Thanks, it works now and takes much less space then the sparse file and is much faster to access. What do I need to do to have it mounted automatically each boot?

I think I found out I have to run losetup each boot and after that load block2mtd (because it needs the /dev/loop). How could this be done most easily? And when adding the jffs2 file to fstab, what parameters are needed? For example the sparse method used loop,noatime and some more.

Also where exactly is the portage tree stored? Is it like that:

/tmp/portage.jffs2 -> /dev/loop0 -> /dev/mtdblock0 -> /usr/portage ? But if the actual data is in portage.jffs2, why is the file placed in /tmp? The data is not only needed temporarily, if I got it right.

----------

## xming

 *bur wrote:*   

> Thanks, it works now and takes much less space then the sparse file and is much faster to access. What do I need to do to have it mounted automatically each boot?

 

I just put the script in /etc/conf.d/local.start

 *Quote:*   

> 
> 
> Also where exactly is the portage tree stored? Is it like that:
> 
> /tmp/portage.jffs2 -> /dev/loop0 -> /dev/mtdblock0 -> /usr/portage ? But if the actual data is in portage.jffs2, why is the file placed in /tmp? The data is not only needed temporarily, if I got it right.
> ...

 

data is in /tmp/portage.jff2, for me it's tmp, which it is data that can be deleted, screwed, .... If you prefer to place it elsewhere (I think /var/spool would be the perfect place) you can do that.

----------

## bur

Everything works fine now but I ran out of space on /dev/mtdblock0 making emerge --sync impossible. How can I resize the partition besides creating a new one from scratch? And is there a way to make it a little bigger than needed so that I won't run into that problem again?

----------

## xming

are you using a partition or a loopback file? If it's a loopback, you just need to recreate the file.

----------

## xentric

I'm running Gentoo on a Pentium3-850Mhz with 256Mb RAM...

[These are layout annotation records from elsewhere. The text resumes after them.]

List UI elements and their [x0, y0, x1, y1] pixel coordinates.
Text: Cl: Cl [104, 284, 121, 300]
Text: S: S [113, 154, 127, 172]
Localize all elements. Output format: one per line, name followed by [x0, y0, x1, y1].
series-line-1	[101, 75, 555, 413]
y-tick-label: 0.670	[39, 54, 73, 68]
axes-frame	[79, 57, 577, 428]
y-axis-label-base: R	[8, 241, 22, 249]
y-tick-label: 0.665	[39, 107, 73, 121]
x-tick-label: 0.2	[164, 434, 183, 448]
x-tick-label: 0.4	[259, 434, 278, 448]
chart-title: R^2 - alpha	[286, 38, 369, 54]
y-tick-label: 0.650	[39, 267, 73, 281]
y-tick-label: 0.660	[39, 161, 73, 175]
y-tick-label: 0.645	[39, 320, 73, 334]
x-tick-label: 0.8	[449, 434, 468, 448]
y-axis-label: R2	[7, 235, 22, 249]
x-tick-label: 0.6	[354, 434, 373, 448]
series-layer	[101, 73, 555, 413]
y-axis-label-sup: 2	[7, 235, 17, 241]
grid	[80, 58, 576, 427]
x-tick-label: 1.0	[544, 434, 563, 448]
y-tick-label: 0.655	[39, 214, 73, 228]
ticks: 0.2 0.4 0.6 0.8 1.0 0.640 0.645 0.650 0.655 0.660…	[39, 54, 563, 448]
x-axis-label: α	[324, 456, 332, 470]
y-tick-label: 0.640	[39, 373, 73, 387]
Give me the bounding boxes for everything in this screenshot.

I use ReiserFS on my partitions so I had to use ext2 as filesystem in the file.

Before putting Portage in the file, an "emerge --sync" would take about 20 minutes.

After putting Portage in the file it only takes 10 minutes   :Very Happy: 

Thanks!

----------

## zxy

Did anybody try to copy the squashfs file to ram and mount it there.

It's just 35 or 40 Megs.

What are the speeds/timings then?

----------

## Gentree

both of your speed comparisons maybe flawed since much of the gain will be due to defragging your reiserfs with the copy.

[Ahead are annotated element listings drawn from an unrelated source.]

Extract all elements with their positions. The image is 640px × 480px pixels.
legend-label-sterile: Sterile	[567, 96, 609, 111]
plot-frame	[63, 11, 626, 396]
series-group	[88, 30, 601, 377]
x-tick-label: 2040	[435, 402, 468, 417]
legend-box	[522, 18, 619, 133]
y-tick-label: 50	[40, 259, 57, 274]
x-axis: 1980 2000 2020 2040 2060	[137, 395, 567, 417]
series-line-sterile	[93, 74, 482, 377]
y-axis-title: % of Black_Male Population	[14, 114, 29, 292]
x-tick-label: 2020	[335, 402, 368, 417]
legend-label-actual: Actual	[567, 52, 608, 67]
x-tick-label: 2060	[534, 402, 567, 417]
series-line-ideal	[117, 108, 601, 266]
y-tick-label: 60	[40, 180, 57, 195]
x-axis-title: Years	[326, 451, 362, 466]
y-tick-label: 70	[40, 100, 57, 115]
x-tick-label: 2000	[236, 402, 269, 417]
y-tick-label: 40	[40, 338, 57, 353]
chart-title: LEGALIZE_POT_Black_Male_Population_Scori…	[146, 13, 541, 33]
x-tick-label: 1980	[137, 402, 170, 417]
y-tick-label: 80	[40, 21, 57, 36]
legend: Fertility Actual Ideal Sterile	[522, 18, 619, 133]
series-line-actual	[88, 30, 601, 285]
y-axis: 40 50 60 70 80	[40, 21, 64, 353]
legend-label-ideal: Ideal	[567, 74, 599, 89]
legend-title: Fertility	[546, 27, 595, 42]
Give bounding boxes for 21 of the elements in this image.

I no longer use that fs for just that reason.

Try copying portage.old to portage.not.so.old and benchmark all three.

There may well be some gains with your technique but I'd bet a fair bit of it is simply a well ordered fs against an old fragmented one.

@xentric

you cant really use emerge --sync as a comparison because the network and the server will be the major factors not your local fs. Also once you have done an rsync the next one will be quicker because there is nothing to sync!

Also using ext2 (an unjournaled fs) is bound to be faster than just about any other option, so let's compare the comparable. Put your old tree on ext2 and compare that.

All this may be useful but let's have a bit of science here if we're posting numbers.

personally I now user Reiser4 for portage (have done for over 2yrs actually.) That's much faster the reiserfs.

----------